An international court in The Hague ruled this week that Russia was responsible for the bankruptcy of the now defunct oil producer Yukos, due to “devious and calculated expropriation” of shareholders, and has ‘ordered’ the Russian state to pay a whacking $50 billion in compensation. Although the ruling comes as no surprise, it is a major achievement not only for Yukos’s shareholders but also for the prevailing international order, at a time when the Kremlin’s actions have been increasingly criticised.
The compensation award set by the Permanent Court of Arbitration in The Hague is the largest ever, but it is only half of what shareholders had sought and it will almost certainly never be paid in full, with proceedings likely to drag on for years.
It was back in 2003 that the Kremlin hit Yukos with tens of billions of dollars in tax back-claims that ultimately led to the sell-off of Yukos’s assets and to its subsequent bankruptcy in 2006. The company’s then CEO Mr Khodorskovsky and his partner were jailed in 2003 on what are widely seen as trumped up charges of fraud and tax evasion, and of which they were convicted in 2005.In 2010, when the first jail sentences were coming to an end, they were brought to a second trial, this time for embezzlement and money laundering and which extended their jail time to 2006 (although this was subsequently reduced on appeal).

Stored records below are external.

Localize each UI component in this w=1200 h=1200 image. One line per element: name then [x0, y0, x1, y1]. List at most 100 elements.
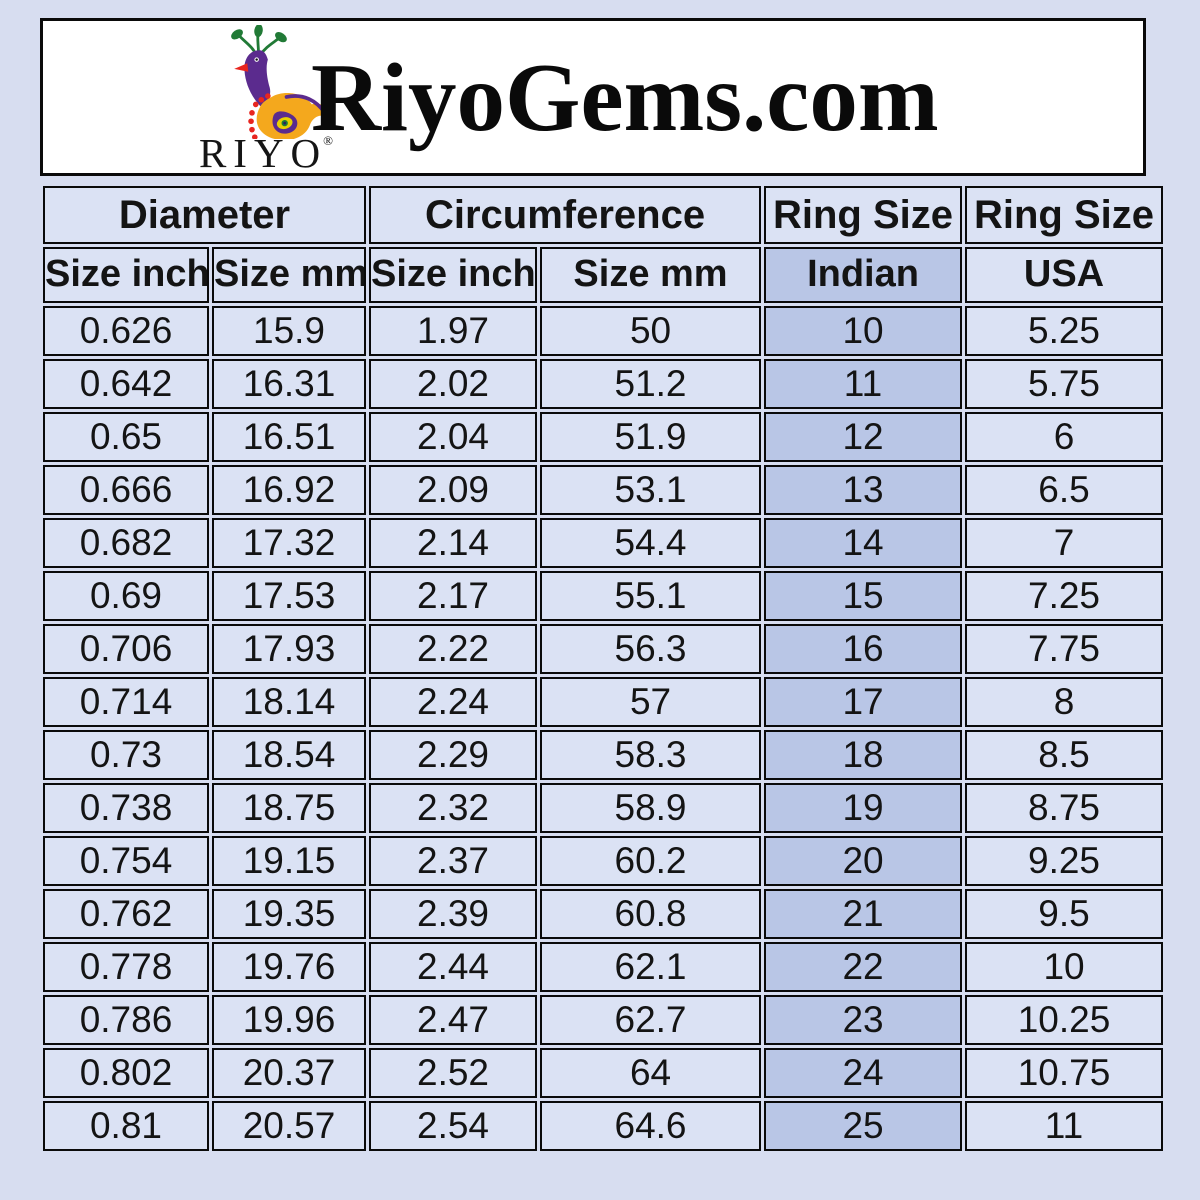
- riyo-logo: RIYO®: [151, 23, 381, 174]
- table-cell: 19: [764, 783, 963, 833]
- table-cell: 0.754: [43, 836, 209, 886]
- col-header-indian: Indian: [764, 247, 963, 303]
- table-cell: 0.706: [43, 624, 209, 674]
- table-cell: 11: [965, 1101, 1164, 1151]
- table-cell: 18.54: [212, 730, 367, 780]
- table-cell: 54.4: [540, 518, 762, 568]
- table-cell: 17: [764, 677, 963, 727]
- table-cell: 2.02: [369, 359, 538, 409]
- peacock-icon: [231, 25, 328, 139]
- table-row: 0.642 16.31 2.02 51.2 11 5.75: [43, 359, 1164, 409]
- table-cell: 9.5: [965, 889, 1164, 939]
- table-cell: 17.93: [212, 624, 367, 674]
- table-cell: 5.25: [965, 306, 1164, 356]
- table-cell: 0.786: [43, 995, 209, 1045]
- table-cell: 7.75: [965, 624, 1164, 674]
- table-row: 0.65 16.51 2.04 51.9 12 6: [43, 412, 1164, 462]
- table-cell: 58.9: [540, 783, 762, 833]
- table-cell: 10: [965, 942, 1164, 992]
- table-cell: 55.1: [540, 571, 762, 621]
- table-cell: 7: [965, 518, 1164, 568]
- group-header-ring-size-usa: Ring Size: [965, 186, 1164, 244]
- table-cell: 64.6: [540, 1101, 762, 1151]
- table-cell: 14: [764, 518, 963, 568]
- table-cell: 0.69: [43, 571, 209, 621]
- table-row: 0.73 18.54 2.29 58.3 18 8.5: [43, 730, 1164, 780]
- table-cell: 10.25: [965, 995, 1164, 1045]
- table-cell: 0.73: [43, 730, 209, 780]
- table-cell: 0.738: [43, 783, 209, 833]
- table-cell: 60.8: [540, 889, 762, 939]
- column-header-row: Size inch Size mm Size inch Size mm Indi…: [43, 247, 1164, 303]
- brand-header: RIYO® RiyoGems.com: [40, 18, 1146, 176]
- table-cell: 53.1: [540, 465, 762, 515]
- table-cell: 2.22: [369, 624, 538, 674]
- table-cell: 2.54: [369, 1101, 538, 1151]
- table-cell: 16.31: [212, 359, 367, 409]
- table-cell: 1.97: [369, 306, 538, 356]
- table-cell: 62.7: [540, 995, 762, 1045]
- table-cell: 25: [764, 1101, 963, 1151]
- table-cell: 2.44: [369, 942, 538, 992]
- table-cell: 18.75: [212, 783, 367, 833]
- table-cell: 51.9: [540, 412, 762, 462]
- table-cell: 15: [764, 571, 963, 621]
- table-cell: 2.17: [369, 571, 538, 621]
- table-cell: 56.3: [540, 624, 762, 674]
- table-row: 0.778 19.76 2.44 62.1 22 10: [43, 942, 1164, 992]
- table-cell: 15.9: [212, 306, 367, 356]
- table-cell: 64: [540, 1048, 762, 1098]
- logo-brand-word: RIYO: [198, 130, 328, 176]
- table-cell: 2.39: [369, 889, 538, 939]
- table-cell: 20.37: [212, 1048, 367, 1098]
- table-cell: 11: [764, 359, 963, 409]
- group-header-circumference: Circumference: [369, 186, 762, 244]
- table-cell: 0.778: [43, 942, 209, 992]
- table-row: 0.682 17.32 2.14 54.4 14 7: [43, 518, 1164, 568]
- table-cell: 16.92: [212, 465, 367, 515]
- table-cell: 24: [764, 1048, 963, 1098]
- table-cell: 0.682: [43, 518, 209, 568]
- table-cell: 19.15: [212, 836, 367, 886]
- table-cell: 0.714: [43, 677, 209, 727]
- col-header-circumference-mm: Size mm: [540, 247, 762, 303]
- group-header-ring-size-indian: Ring Size: [764, 186, 963, 244]
- table-cell: 21: [764, 889, 963, 939]
- table-cell: 16.51: [212, 412, 367, 462]
- table-cell: 2.29: [369, 730, 538, 780]
- registered-mark: ®: [323, 133, 334, 148]
- table-cell: 0.65: [43, 412, 209, 462]
- table-row: 0.762 19.35 2.39 60.8 21 9.5: [43, 889, 1164, 939]
- table-cell: 18.14: [212, 677, 367, 727]
- table-cell: 8.5: [965, 730, 1164, 780]
- table-cell: 6.5: [965, 465, 1164, 515]
- table-cell: 51.2: [540, 359, 762, 409]
- table-cell: 19.76: [212, 942, 367, 992]
- table-cell: 9.25: [965, 836, 1164, 886]
- table-cell: 20: [764, 836, 963, 886]
- table-cell: 23: [764, 995, 963, 1045]
- col-header-usa: USA: [965, 247, 1164, 303]
- table-cell: 5.75: [965, 359, 1164, 409]
- table-cell: 2.32: [369, 783, 538, 833]
- table-cell: 20.57: [212, 1101, 367, 1151]
- table-cell: 19.96: [212, 995, 367, 1045]
- table-row: 0.802 20.37 2.52 64 24 10.75: [43, 1048, 1164, 1098]
- ring-size-table: Diameter Circumference Ring Size Ring Si…: [40, 183, 1166, 1154]
- table-cell: 0.802: [43, 1048, 209, 1098]
- table-cell: 2.14: [369, 518, 538, 568]
- table-cell: 60.2: [540, 836, 762, 886]
- table-cell: 2.24: [369, 677, 538, 727]
- table-cell: 19.35: [212, 889, 367, 939]
- table-row: 0.714 18.14 2.24 57 17 8: [43, 677, 1164, 727]
- table-row: 0.738 18.75 2.32 58.9 19 8.75: [43, 783, 1164, 833]
- table-cell: 8: [965, 677, 1164, 727]
- table-cell: 0.666: [43, 465, 209, 515]
- table-cell: 62.1: [540, 942, 762, 992]
- table-cell: 2.47: [369, 995, 538, 1045]
- table-row: 0.69 17.53 2.17 55.1 15 7.25: [43, 571, 1164, 621]
- table-cell: 18: [764, 730, 963, 780]
- table-row: 0.706 17.93 2.22 56.3 16 7.75: [43, 624, 1164, 674]
- table-cell: 57: [540, 677, 762, 727]
- table-cell: 16: [764, 624, 963, 674]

Yukos was the largest investor-owned oil company created after the fall of the Soviet Union, and its CEO Mr Khodorskovsky was an ambitious politician. It is widely believed that the Kremlin “hit” on Yukos was part of a plan from Mr Putin to erase private competition for the state-owned oil companies and at the same time eliminate to a potential Presidential candidate. For some time, Mr Khodorskovsky was the richest man in Russia and seen as a threat to Mr Putin’s Presidency. In 2007, upon the bankruptcy of Yukos, the state-owned company Rosneft bought the bulk of the remaining assets.
The Kremlin has already stated that the court in The Hague has no jurisdiction for such a ruling, which means that Russia is preparing to refute the charges and will never voluntarily pay the $50 billion. In fact, paying the $50 billion would be the effectively admitting the wrongdoing, something which would also make Mr Putin vulnerable as the orchestrator of the actions. For investors, however, there is still hope they can use local courts around the world to force the seizure of Russian assets and recover the $50 billion.
Yukos’s management have filed an additional expropriation claim in the European Court of Human Rights in Strasbourg on behalf of minority shareholders, valued at £22.4 billion. The ruling will be released next Thursday and could represent another blow for the embattled Kremlin.